Page 2: Translations Along X-Axis and Y-Axis

This page delves deeper into specific types of translations and their effects on various functions.

For x-axis translations:

Formula: g(x) = f(x-p) represents the new function after a translation by vector [p,0] along the x-axis.

Several examples are provided, showing how different functions change when translated along the x-axis.

The page then introduces y-axis translations:

Highlight: For a translation along the y-axis by vector [0,q], the new function g(x) is related to the original function f(x) by: g(x) = f(x) + q.

Visual examples illustrate how graphs shift vertically when translated along the y-axis.

Example: The function f(x) = x² translated by vector [0,2] becomes g(x) = x² + 2.

The page concludes with a table summarizing various function transformations, including both x and y translations.

Vocabulary: Przesunięcie równoległe względem osi OY refers to parallel translation along the y-axis.

Page 3: General Vector Translations

The final page covers translations by any vector [p,q], combining both horizontal and vertical shifts.

Formula: For a translation by vector [p,q], the new function g(x) is related to the original function f(x) by: g(x) = f(x-p) + q.

This general formula encompasses both x and y translations in a single operation.

Example: The function f(x) = x² - 2x translated by vector [3,4] becomes g(x) = (x-3)² - 2(x-3) + 4.

The page provides a detailed example of how to apply this transformation, showing the step-by-step process of simplifying the resulting function.

Highlight: Przesunięcie funkcji o wektor [p,q] combines horizontal and vertical shifts, allowing for more complex transformations of function graphs.

This comprehensive guide equips students with the knowledge to understand and apply parallel translations to various functions, enhancing their grasp of function transformations and graph manipulations.

Page 1: Introduction to Parallel Translation

This page introduces the concept of parallel translation, also known as vector translation.

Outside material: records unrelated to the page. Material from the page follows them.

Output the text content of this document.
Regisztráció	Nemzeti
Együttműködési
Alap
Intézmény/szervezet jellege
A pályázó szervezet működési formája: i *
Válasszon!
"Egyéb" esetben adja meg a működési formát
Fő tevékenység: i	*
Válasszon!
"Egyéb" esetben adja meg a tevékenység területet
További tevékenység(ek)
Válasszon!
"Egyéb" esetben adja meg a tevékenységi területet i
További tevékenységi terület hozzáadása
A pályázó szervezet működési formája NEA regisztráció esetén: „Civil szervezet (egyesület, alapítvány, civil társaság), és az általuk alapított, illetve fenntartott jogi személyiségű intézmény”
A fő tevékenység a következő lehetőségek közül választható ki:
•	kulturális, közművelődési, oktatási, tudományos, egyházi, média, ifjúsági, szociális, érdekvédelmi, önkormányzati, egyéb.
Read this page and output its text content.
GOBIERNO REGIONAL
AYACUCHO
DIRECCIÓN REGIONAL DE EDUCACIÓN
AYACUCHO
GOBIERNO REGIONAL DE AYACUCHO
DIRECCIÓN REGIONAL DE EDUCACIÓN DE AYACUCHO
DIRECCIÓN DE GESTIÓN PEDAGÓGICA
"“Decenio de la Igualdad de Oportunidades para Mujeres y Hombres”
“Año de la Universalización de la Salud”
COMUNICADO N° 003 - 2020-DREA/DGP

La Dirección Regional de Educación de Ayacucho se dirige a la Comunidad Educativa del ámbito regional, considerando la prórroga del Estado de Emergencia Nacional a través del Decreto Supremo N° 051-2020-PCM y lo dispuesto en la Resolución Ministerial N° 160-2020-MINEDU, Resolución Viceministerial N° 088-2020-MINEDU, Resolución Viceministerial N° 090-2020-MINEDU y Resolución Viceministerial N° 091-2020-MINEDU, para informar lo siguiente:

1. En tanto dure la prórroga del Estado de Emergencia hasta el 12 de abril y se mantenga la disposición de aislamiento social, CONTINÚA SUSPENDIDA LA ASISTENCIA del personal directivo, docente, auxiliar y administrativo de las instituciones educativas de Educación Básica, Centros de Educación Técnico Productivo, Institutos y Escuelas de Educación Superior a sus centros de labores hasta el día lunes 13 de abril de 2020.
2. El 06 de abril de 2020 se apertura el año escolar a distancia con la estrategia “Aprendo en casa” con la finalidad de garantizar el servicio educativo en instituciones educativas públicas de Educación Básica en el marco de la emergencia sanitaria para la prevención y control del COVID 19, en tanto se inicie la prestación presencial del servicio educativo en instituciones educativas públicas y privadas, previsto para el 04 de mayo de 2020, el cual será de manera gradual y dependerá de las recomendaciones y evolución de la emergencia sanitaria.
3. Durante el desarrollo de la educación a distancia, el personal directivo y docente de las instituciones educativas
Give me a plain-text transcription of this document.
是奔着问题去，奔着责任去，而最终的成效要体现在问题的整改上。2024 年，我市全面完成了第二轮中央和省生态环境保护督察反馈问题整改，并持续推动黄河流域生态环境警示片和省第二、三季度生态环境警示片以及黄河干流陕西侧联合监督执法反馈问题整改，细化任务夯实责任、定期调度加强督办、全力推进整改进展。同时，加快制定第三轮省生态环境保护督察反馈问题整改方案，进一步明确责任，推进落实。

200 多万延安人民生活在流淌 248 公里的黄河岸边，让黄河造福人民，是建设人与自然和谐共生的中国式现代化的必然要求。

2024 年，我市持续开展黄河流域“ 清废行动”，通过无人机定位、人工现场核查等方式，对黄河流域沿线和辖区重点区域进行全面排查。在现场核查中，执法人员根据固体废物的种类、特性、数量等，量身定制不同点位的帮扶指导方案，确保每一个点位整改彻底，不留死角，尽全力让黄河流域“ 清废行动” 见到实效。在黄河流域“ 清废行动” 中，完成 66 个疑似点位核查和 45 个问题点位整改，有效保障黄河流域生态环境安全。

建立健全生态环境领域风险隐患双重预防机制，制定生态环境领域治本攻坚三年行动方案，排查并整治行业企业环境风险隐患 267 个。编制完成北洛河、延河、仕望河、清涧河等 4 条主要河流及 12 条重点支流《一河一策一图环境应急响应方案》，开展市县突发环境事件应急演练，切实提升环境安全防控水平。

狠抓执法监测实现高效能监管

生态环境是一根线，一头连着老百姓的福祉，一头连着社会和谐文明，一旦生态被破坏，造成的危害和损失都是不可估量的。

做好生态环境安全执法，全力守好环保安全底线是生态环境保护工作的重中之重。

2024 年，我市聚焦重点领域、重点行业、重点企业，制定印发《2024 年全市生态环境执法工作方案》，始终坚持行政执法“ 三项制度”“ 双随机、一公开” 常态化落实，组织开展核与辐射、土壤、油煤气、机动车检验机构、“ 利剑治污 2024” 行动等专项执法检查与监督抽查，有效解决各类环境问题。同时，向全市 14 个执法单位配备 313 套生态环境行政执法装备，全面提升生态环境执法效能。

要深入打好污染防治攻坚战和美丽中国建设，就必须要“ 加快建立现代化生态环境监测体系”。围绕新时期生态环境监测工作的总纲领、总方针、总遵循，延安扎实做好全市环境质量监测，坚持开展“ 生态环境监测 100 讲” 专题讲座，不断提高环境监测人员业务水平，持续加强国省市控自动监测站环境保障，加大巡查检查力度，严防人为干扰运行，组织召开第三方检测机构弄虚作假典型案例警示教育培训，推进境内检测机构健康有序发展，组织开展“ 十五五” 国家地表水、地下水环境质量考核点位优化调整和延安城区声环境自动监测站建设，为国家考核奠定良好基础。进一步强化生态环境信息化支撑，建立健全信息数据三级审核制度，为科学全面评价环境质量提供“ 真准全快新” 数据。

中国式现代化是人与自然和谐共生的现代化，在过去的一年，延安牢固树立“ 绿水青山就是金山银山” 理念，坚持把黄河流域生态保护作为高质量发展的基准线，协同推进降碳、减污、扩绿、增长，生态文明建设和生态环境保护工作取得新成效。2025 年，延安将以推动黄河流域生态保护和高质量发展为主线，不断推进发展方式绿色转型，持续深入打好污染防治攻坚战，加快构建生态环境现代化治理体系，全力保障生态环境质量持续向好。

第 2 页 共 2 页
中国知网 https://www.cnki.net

It explains the fundamental principles and provides visual representations of the transformation.

Definition: Parallel translation (or translacja) is a geometric transformation that moves every point by the same distance in a given direction.

The page illustrates how parallel translation affects points and shapes in a coordinate system:

Example: A point A(7,-3) translated by vector v = [-2,2] becomes A₁(5,-1).

It then focuses on translations along the x-axis:

Highlight: For a translation along the x-axis by a vector [p,0], the new function g(x) is related to the original function f(x) by the formula: g(x) = f(x+p).

Visual examples are provided to demonstrate how the graph of a function shifts horizontally when translated along the x-axis.

Vocabulary: Przesunięcie równoległe wzdłuż osi OX refers to parallel translation along the x-axis.